Après avoir évoqué le transport maritime la semaine dernière, on s'attaque à l'aviation, qui fait souvent figure de coupable idéal, quand on discute de changement climatique. Si le trafic maritime international est responsable de quasiment autant d'émissions, les avions sont responsables de 5% du réchauffement climatique.

François Gemenne : Les deux secteurs n’obéissent pas aux mêmes logiques économiques. Si on regarde la part des émissions de l’aviation dans les émissions mondiales, on est autour de 3%, comme le trafic maritime. On pourrait se dire que ce n’est pas un secteur prioritaire. Mais si on prend en compte les émissions de gaz à effet de serre autres que le dioxyde de carbone, notamment les traînées de condensation, l’aviation représente environ 5% du réchauffement climatique. Et si on se place du point de vue du passager, l’empreinte carbone d’un vol pèse d’un poids considérable, et fait facilement exploser votre budget carbone. Ce qui explique cet apparent paradoxe, c’est qu’il y a très peu de gens qui prennent l’avion.

"La répartition des bénéfices de l'aviation est extrêmement inégalitaire : quatre personnes sur cinq, dans le monde, n’ont jamais pris l’avion."

François Gemenne

à franceinfo

En France, la moitié des vols sont pris par 2% de la population seulement. On comprend volontiers pourquoi l’avion fait figure de symbole dans la lutte contre le changement climatique : les bénéfices du transport aérien, qu’ils soient économiques, sociaux ou culturels, sont parmi les plus inégalitaires qui soient.

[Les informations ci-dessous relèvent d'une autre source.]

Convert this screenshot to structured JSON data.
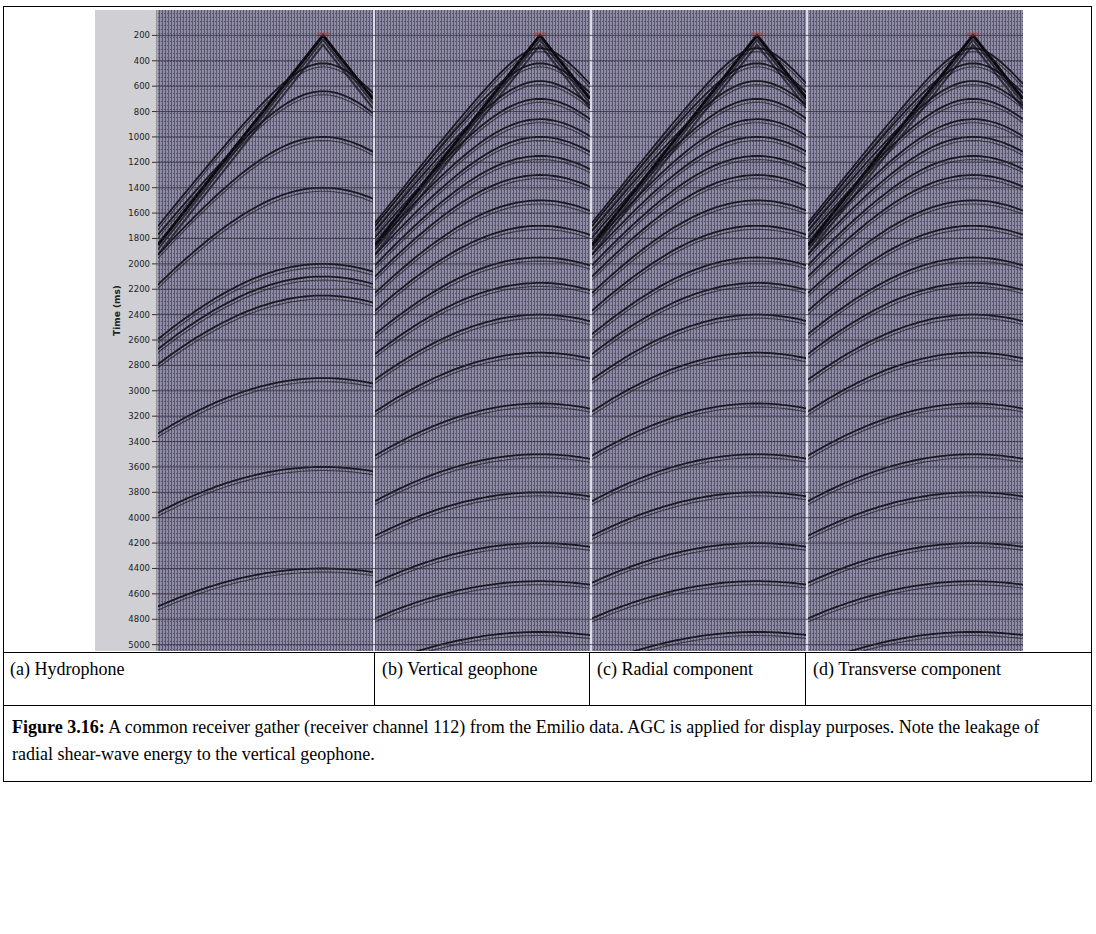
{
  "chart_data": {
    "type": "seismic",
    "y_label": "Time (ms)",
    "ylim": [
      0,
      5050
    ],
    "yticks": [
      200,
      400,
      600,
      800,
      1000,
      1200,
      1400,
      1600,
      1800,
      2000,
      2200,
      2400,
      2600,
      2800,
      3000,
      3200,
      3400,
      3600,
      3800,
      4000,
      4200,
      4400,
      4600,
      4800,
      5000
    ],
    "grid": true,
    "panels": [
      {
        "first_arrival": {
          "apex": 200,
          "left_edge": 1850,
          "right_edge": 700
        },
        "reflection_apex_times": [
          420,
          640,
          1000,
          1400,
          2000,
          2100,
          2250,
          2900,
          3600,
          4400
        ]
      },
      {
        "first_arrival": {
          "apex": 200,
          "left_edge": 1850,
          "right_edge": 700
        },
        "reflection_apex_times": [
          300,
          420,
          560,
          700,
          860,
          1000,
          1150,
          1300,
          1500,
          1700,
          1950,
          2150,
          2400,
          2700,
          3100,
          3500,
          3800,
          4200,
          4500,
          4900
        ]
      },
      {
        "first_arrival": {
          "apex": 200,
          "left_edge": 1850,
          "right_edge": 700
        },
        "reflection_apex_times": [
          300,
          420,
          560,
          700,
          860,
          1000,
          1150,
          1300,
          1500,
          1700,
          1950,
          2150,
          2400,
          2700,
          3100,
          3500,
          3800,
          4200,
          4500,
          4900
        ]
      },
      {
        "first_arrival": {
          "apex": 200,
          "left_edge": 1850,
          "right_edge": 700
        },
        "reflection_apex_times": [
          300,
          420,
          560,
          700,
          860,
          1000,
          1150,
          1300,
          1500,
          1700,
          1950,
          2150,
          2400,
          2700,
          3100,
          3500,
          3800,
          4200,
          4500,
          4900
        ]
      }
    ]
  },
  "panel_labels": [
    "(a) Hydrophone",
    "(b) Vertical geophone",
    "(c) Radial component",
    "(d) Transverse component"
  ],
  "caption": {
    "label": "Figure 3.16:",
    "text": "A common receiver gather (receiver channel 112) from the Emilio data. AGC is applied for display purposes. Note the leakage of radial shear-wave energy to the vertical geophone."
  }
}
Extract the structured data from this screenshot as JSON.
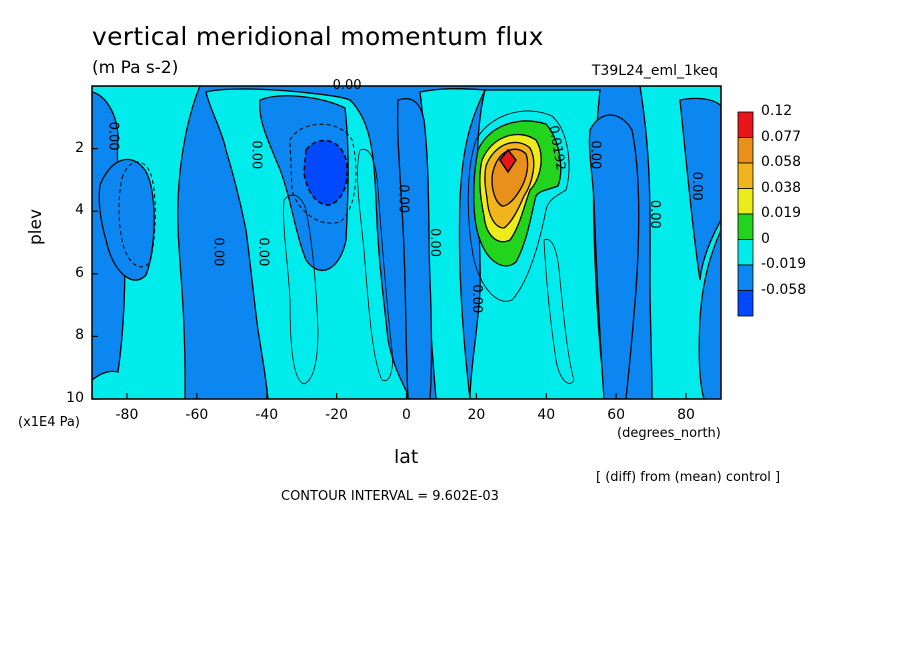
{
  "chart_data": {
    "type": "heatmap",
    "title": "vertical meridional momentum flux",
    "subtitle": "(m Pa s-2)",
    "run_name": "T39L24_eml_1keq",
    "xlabel": "lat",
    "xunits": "(degrees_north)",
    "ylabel": "plev",
    "yunits": "(x1E4 Pa)",
    "xlim": [
      -90,
      90
    ],
    "ylim": [
      10,
      0
    ],
    "x_ticks": [
      "-80",
      "-60",
      "-40",
      "-20",
      "0",
      "20",
      "40",
      "60",
      "80"
    ],
    "x_tick_values": [
      -80,
      -60,
      -40,
      -20,
      0,
      20,
      40,
      60,
      80
    ],
    "y_ticks": [
      "2",
      "4",
      "6",
      "8",
      "10"
    ],
    "y_tick_values": [
      2,
      4,
      6,
      8,
      10
    ],
    "legend": {
      "position": "right",
      "levels": [
        "0.12",
        "0.077",
        "0.058",
        "0.038",
        "0.019",
        "0",
        "-0.019",
        "-0.058"
      ],
      "colors": [
        "#e8161b",
        "#e8901a",
        "#f0b41d",
        "#ecec1c",
        "#23d41f",
        "#00ecec",
        "#0c86f0",
        "#0049ff"
      ]
    },
    "contour_labels": [
      {
        "text": "0.00",
        "lat": -85,
        "p": 1.6
      },
      {
        "text": "0.00",
        "lat": -44,
        "p": 2.2
      },
      {
        "text": "0.00",
        "lat": -55,
        "p": 5.3
      },
      {
        "text": "0.00",
        "lat": -42,
        "p": 5.3
      },
      {
        "text": "0.00",
        "lat": -17,
        "p": 0.1
      },
      {
        "text": "0.00",
        "lat": -2,
        "p": 3.6
      },
      {
        "text": "0.00",
        "lat": 7,
        "p": 5.0
      },
      {
        "text": "0.00",
        "lat": 19,
        "p": 6.8
      },
      {
        "text": "0.0192",
        "lat": 42,
        "p": 2.0
      },
      {
        "text": "0.00",
        "lat": 53,
        "p": 2.2
      },
      {
        "text": "0.00",
        "lat": 70,
        "p": 4.1
      },
      {
        "text": "0.00",
        "lat": 82,
        "p": 3.2
      }
    ],
    "features": [
      {
        "kind": "max",
        "value_range": "0.077-0.12",
        "lat": 29,
        "p": 2.5
      },
      {
        "kind": "min",
        "value_range": "below -0.019",
        "lat": -23,
        "p": 2.8
      }
    ],
    "contour_interval_note": "CONTOUR INTERVAL = 9.602E-03",
    "diff_note": "[ (diff) from (mean) control ]"
  }
}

De plus, ce transport aérien est en augmentation, notamment dans les économies émergentes, où désormais une classe moyenne accède au transport aérien. Ce n’est pas un hasard si Air India a acheté l’an dernier 500 avions pour 100 milliards de dollars – le contrat du siècle, dans l’aérien. Si c’est une bonne chose que les bénéfices du transport aérien soient mieux partagés, c'est évidemment intenable pour le climat.

Alors que faire ? Il faut clouer les avions au sol ?

En tout cas, il faut réduire le nombre de vols. Ça implique souvent de mettre en place des alternatives, et c’est souvent là que le bât blesse. Aux États-Unis, par exemple, où l’empreinte carbone de l’aviation est le double de celle de l’Europe, les deux tiers des vols sont des vols domestiques.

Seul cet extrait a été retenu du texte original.